= Newhallville =

Neighborhood in New Haven, Connecticut

Newhallville is a neighborhood in the city of New Haven, Connecticut, named for industrialist George Newhall.

As delineated on city planning maps, Newhallville is bordered on the north by the town of Hamden, on the east by Winchester Avenue, on the south by Munson Street, on the southwest by Crescent Street, and on the northwest by Fournier Street. The main through routes are Dixwell Avenue, Shelton Avenue, Winchester Avenue, and Bassett Street. Once home to several industries, the neighborhood is now almost entirely residential. The route of the Farmington Canal runs through the middle of the neighborhood. The former Winchester Repeating Arms factory complex in Newhallville occupies 75 acre in the neighborhood. It is now the site of Science Park at Yale, an initiative started in 1981 by Yale University, the City of New Haven, and the Olin Corporation to utilize and redevelop the sites and buildings where the former Winchester Repeating Arms factory was once located. The southern part of the neighborhood (south of Hazel and Highland streets) and the northern part of the adjacent Dixwell neighborhood are listed on the National Register of Historic Places as the Winchester Repeating Arms Company Historic District, bounded on the south by Charles, Admiral, and Sachem streets.

==History==
The Newhallville area was a rural farming area until the middle of the 19th century. The Farmington Canal was built through the area in the late 1820s, but it did not bring the development that its promoters had hoped for. In the early 1850s the canal was converted to a railroad line, and George Newhall established a small factory near the railroad where he manufactured carriages. Other small factories followed, along with workers' houses and a boarding house that Newhall built in 1860 for his unmarried male employees.

In 1870, the Winchester Repeating Arms Company began operations in Newhallville, which became its headquarters and center of production. By 1887, Winchester's factory employed more than 600 people. By the early 20th century, the plant covered more than six city blocks and employed more than 1,000 workers. The manufacturing complex reached its peak of activity during World War II, when it employed more than 19,000 people.

As Winchester continued to expand during the late 19th century and early 20th century, the land surrounding the Winchester plant was developed as housing for industrial workers, primarily in one-, two-, and three-family tenement homes. Population density near the factory was high because close-in housing was preferred by workers who typically walked to and from their places of work. Many houses in the area were built by real estate investors who built houses for rental or to be sold on speculation. During the period 1870 through 1920, some 65 to 75 percent of the households in the vicinity of the Winchester plant had at least one primary breadwinner working for Winchester, while workers in another five to eight percent were employed in other neighborhood industrial concerns, and workers in roughly two to three percent of households were engaged in ancillary commercial business activities (such as butchers, grocers, and barbers).
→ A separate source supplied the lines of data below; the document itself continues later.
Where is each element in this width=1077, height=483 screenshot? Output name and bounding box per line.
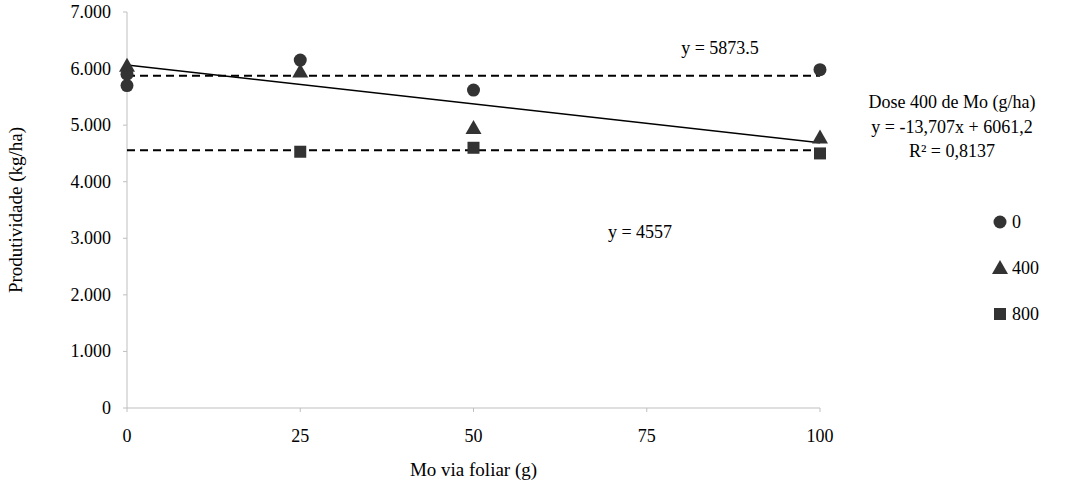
annotation: R² = 0,8137 bbox=[909, 141, 995, 161]
y-tick bbox=[123, 181, 127, 182]
y-tick bbox=[123, 351, 127, 352]
annotation: y = 4557 bbox=[608, 222, 672, 242]
x-tick bbox=[646, 408, 647, 412]
data-point bbox=[812, 130, 828, 144]
legend-marker bbox=[994, 216, 1007, 229]
trend-line bbox=[127, 65, 820, 143]
data-point bbox=[119, 58, 135, 72]
y-tick bbox=[123, 238, 127, 239]
y-tick-label: 2.000 bbox=[71, 285, 112, 305]
x-axis-label: Mo via foliar (g) bbox=[410, 459, 537, 481]
y-tick-label: 4.000 bbox=[71, 172, 112, 192]
y-tick bbox=[123, 12, 127, 13]
x-tick bbox=[473, 408, 474, 412]
legend-label: 0 bbox=[1012, 212, 1021, 232]
data-point bbox=[292, 63, 308, 77]
annotation: Dose 400 de Mo (g/ha) bbox=[869, 92, 1036, 113]
legend: 0 400 800 bbox=[992, 212, 1039, 324]
data-point bbox=[294, 146, 306, 158]
chart: 0 1.000 2.000 3.000 4.000 5.000 6.000 7.000 0 25 5… bbox=[0, 0, 1077, 483]
y-tick-label: 1.000 bbox=[71, 341, 112, 361]
x-tick-label: 75 bbox=[638, 426, 656, 446]
x-tick-label: 50 bbox=[465, 426, 483, 446]
data-point bbox=[468, 142, 480, 154]
data-point bbox=[814, 147, 826, 159]
y-tick-label: 3.000 bbox=[71, 228, 112, 248]
y-tick bbox=[123, 408, 127, 409]
x-tick bbox=[127, 408, 128, 412]
x-tick-label: 0 bbox=[123, 426, 132, 446]
data-point bbox=[814, 63, 827, 76]
x-tick-label: 100 bbox=[807, 426, 834, 446]
x-tick bbox=[300, 408, 301, 412]
y-tick bbox=[123, 294, 127, 295]
y-tick-label: 7.000 bbox=[71, 2, 112, 22]
x-tick bbox=[820, 408, 821, 412]
y-tick bbox=[123, 125, 127, 126]
legend-label: 400 bbox=[1012, 258, 1039, 278]
annotation: y = -13,707x + 6061,2 bbox=[871, 117, 1032, 137]
legend-marker bbox=[992, 260, 1008, 274]
data-point bbox=[121, 79, 134, 92]
plot-area bbox=[119, 54, 828, 160]
y-tick-label: 6.000 bbox=[71, 59, 112, 79]
data-point bbox=[466, 120, 482, 134]
legend-label: 800 bbox=[1012, 304, 1039, 324]
data-point bbox=[467, 84, 480, 97]
y-tick-label: 0 bbox=[102, 398, 111, 418]
y-tick-label: 5.000 bbox=[71, 115, 112, 135]
legend-marker bbox=[994, 308, 1006, 320]
y-axis-label: Produtividade (kg/ha) bbox=[5, 127, 27, 293]
x-tick-label: 25 bbox=[291, 426, 309, 446]
annotation: y = 5873.5 bbox=[681, 38, 759, 58]
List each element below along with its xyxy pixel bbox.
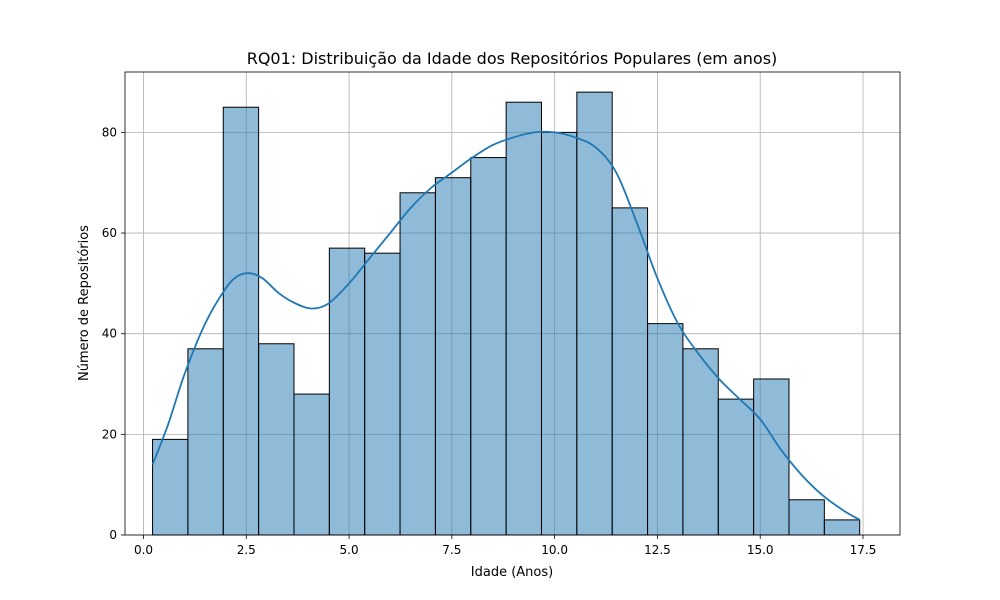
x-tick-label: 17.5 bbox=[850, 543, 877, 557]
histogram-bar bbox=[505, 101, 542, 536]
x-tick-label: 7.5 bbox=[442, 543, 461, 557]
histogram-bar bbox=[823, 519, 861, 536]
y-tick-label: 20 bbox=[102, 427, 117, 441]
histogram-bar bbox=[293, 393, 330, 536]
histogram-bar bbox=[682, 348, 719, 536]
x-tick-label: 2.5 bbox=[237, 543, 256, 557]
y-tick-label: 80 bbox=[102, 125, 117, 139]
histogram-bar bbox=[222, 106, 260, 536]
histogram-bar bbox=[187, 348, 224, 536]
y-tick-label: 0 bbox=[109, 528, 117, 542]
y-tick-label: 40 bbox=[102, 327, 117, 341]
x-tick-label: 0.0 bbox=[134, 543, 153, 557]
histogram-bar bbox=[328, 247, 366, 536]
x-tick-label: 15.0 bbox=[747, 543, 774, 557]
histogram-bar bbox=[753, 378, 790, 536]
histogram-bar bbox=[717, 398, 755, 536]
histogram-bar bbox=[364, 252, 401, 536]
histogram-bar bbox=[434, 177, 472, 536]
histogram-bar bbox=[611, 207, 649, 536]
x-tick-label: 12.5 bbox=[644, 543, 671, 557]
plot-frame bbox=[124, 71, 901, 536]
histogram-bar bbox=[540, 131, 578, 536]
histogram-bar bbox=[788, 499, 825, 536]
histogram-bar bbox=[647, 323, 684, 536]
kde-density-curve bbox=[151, 130, 861, 521]
histogram-bar bbox=[152, 438, 189, 536]
y-axis-ticks: 0 20 40 60 80 bbox=[102, 125, 125, 542]
histogram-bars bbox=[152, 91, 861, 536]
chart-title: RQ01: Distribuição da Idade dos Repositó… bbox=[247, 49, 778, 68]
histogram-bar bbox=[399, 192, 436, 536]
y-axis-label: Número de Repositórios bbox=[77, 225, 92, 381]
histogram-bar bbox=[470, 157, 507, 536]
histogram-bar bbox=[258, 343, 295, 536]
x-axis-label: Idade (Anos) bbox=[471, 565, 553, 580]
histogram-bar bbox=[576, 91, 613, 536]
x-tick-label: 5.0 bbox=[340, 543, 359, 557]
y-tick-label: 60 bbox=[102, 226, 117, 240]
x-tick-label: 10.0 bbox=[541, 543, 568, 557]
x-axis-ticks: 0.0 2.5 5.0 7.5 10.0 12.5 15.0 17.5 bbox=[134, 535, 876, 557]
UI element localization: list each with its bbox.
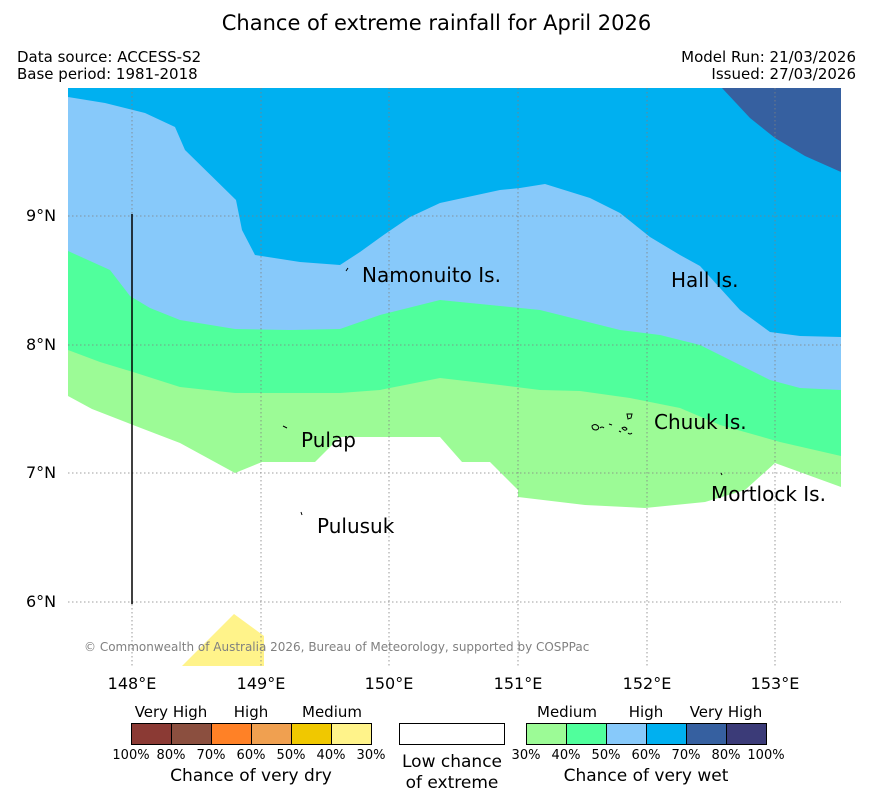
- pulusuk-island: [300, 511, 303, 516]
- legend-wet-tick: 50%: [591, 748, 621, 763]
- legend-dry-header-high: High: [233, 703, 269, 721]
- legend-dry-tick: 40%: [316, 748, 346, 763]
- base-period: Base period: 1981-2018: [17, 65, 198, 83]
- dry-medium-region: [182, 614, 264, 666]
- wet-high-60-region: [68, 88, 841, 337]
- namonuito-island: [345, 267, 349, 272]
- lat-label-8n: 8°N: [26, 335, 57, 354]
- legend-neutral-swatch: [399, 723, 505, 745]
- legend-wet-swatch-4: [647, 724, 687, 744]
- legend-dry-tick: 70%: [196, 748, 226, 763]
- legend-wet-header-very-high: Very High: [689, 703, 763, 721]
- legend-wet-tick: 40%: [551, 748, 581, 763]
- place-chuuk: Chuuk Is.: [654, 410, 747, 434]
- mortlock-island: [720, 472, 723, 476]
- run-info: Model Run: 21/03/2026 Issued: 27/03/2026: [681, 49, 856, 83]
- lon-label-151e: 151°E: [493, 674, 543, 693]
- legend-neutral-caption-line2: of extreme: [405, 773, 499, 793]
- copyright-notice: © Commonwealth of Australia 2026, Bureau…: [84, 640, 590, 654]
- legend-dry-swatch-2: [172, 724, 212, 744]
- legend-dry-tick: 80%: [156, 748, 186, 763]
- place-namonuito: Namonuito Is.: [362, 263, 501, 287]
- legend-wet-header-high: High: [628, 703, 664, 721]
- issued-date: Issued: 27/03/2026: [711, 65, 856, 83]
- legend-wet-tick: 100%: [747, 748, 785, 763]
- lat-label-7n: 7°N: [26, 463, 57, 482]
- legend-wet-colorbar: [526, 723, 767, 745]
- map-title: Chance of extreme rainfall for April 202…: [221, 11, 652, 35]
- legend-dry-tick: 30%: [356, 748, 386, 763]
- legend-dry-swatch-3: [212, 724, 252, 744]
- place-pulap: Pulap: [301, 428, 356, 452]
- lat-label-9n: 9°N: [26, 206, 57, 225]
- place-hall: Hall Is.: [671, 268, 739, 292]
- legend-dry-swatch-6: [332, 724, 371, 744]
- lon-label-153e: 153°E: [750, 674, 800, 693]
- legend-wet-swatch-2: [567, 724, 607, 744]
- lat-label-6n: 6°N: [26, 592, 57, 611]
- legend-dry-tick: 60%: [236, 748, 266, 763]
- legend-dry-header-medium: Medium: [302, 703, 362, 721]
- pulap-island: [282, 425, 288, 429]
- lon-label-149e: 149°E: [236, 674, 286, 693]
- data-source: Data source: ACCESS-S2: [17, 48, 202, 66]
- legend-wet-header-medium: Medium: [537, 703, 597, 721]
- lon-label-148e: 148°E: [107, 674, 157, 693]
- legend-dry-colorbar: [131, 723, 372, 745]
- legend-dry-caption: Chance of very dry: [170, 766, 332, 786]
- model-run: Model Run: 21/03/2026: [681, 48, 856, 66]
- legend-wet-swatch-1: [527, 724, 567, 744]
- legend-wet-swatch-3: [607, 724, 647, 744]
- legend-wet-swatch-6: [727, 724, 766, 744]
- data-info: Data source: ACCESS-S2 Base period: 1981…: [17, 49, 201, 83]
- lon-label-152e: 152°E: [622, 674, 672, 693]
- chuuk-lagoon-islands: [591, 413, 633, 435]
- lon-label-150e: 150°E: [364, 674, 414, 693]
- legend-dry-tick: 50%: [276, 748, 306, 763]
- gridlines: [68, 88, 841, 666]
- legend-neutral-caption-line1: Low chance: [402, 752, 502, 772]
- legend-wet-swatch-5: [687, 724, 727, 744]
- legend-wet-tick: 30%: [511, 748, 541, 763]
- legend-dry-swatch-1: [132, 724, 172, 744]
- place-pulusuk: Pulusuk: [317, 514, 395, 538]
- legend-wet-tick: 60%: [631, 748, 661, 763]
- legend-dry-swatch-5: [292, 724, 332, 744]
- legend-wet-tick: 70%: [671, 748, 701, 763]
- islands: [282, 267, 723, 516]
- legend-dry-tick: 100%: [112, 748, 150, 763]
- map-area: [68, 88, 841, 666]
- place-mortlock: Mortlock Is.: [711, 482, 826, 506]
- legend-wet-caption: Chance of very wet: [563, 766, 729, 786]
- wet-veryhigh-70-region: [722, 88, 841, 172]
- legend-dry-swatch-4: [252, 724, 292, 744]
- legend-dry-header-very-high: Very High: [134, 703, 208, 721]
- legend-wet-tick: 80%: [711, 748, 741, 763]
Industrial activity in Newhallville was reduced drastically after 1965, when Winchester, at that time the largest employer in New Haven, decided to move its main production line to East Alton, Illinois. After a machinists' strike in the late 1970s, the plant was sold to U.S. Repeating Arms. The neighborhood's long history of arms production finally ended completely in 2006, when the U.S. Repeating Arms factory closed, laying off 186 workers.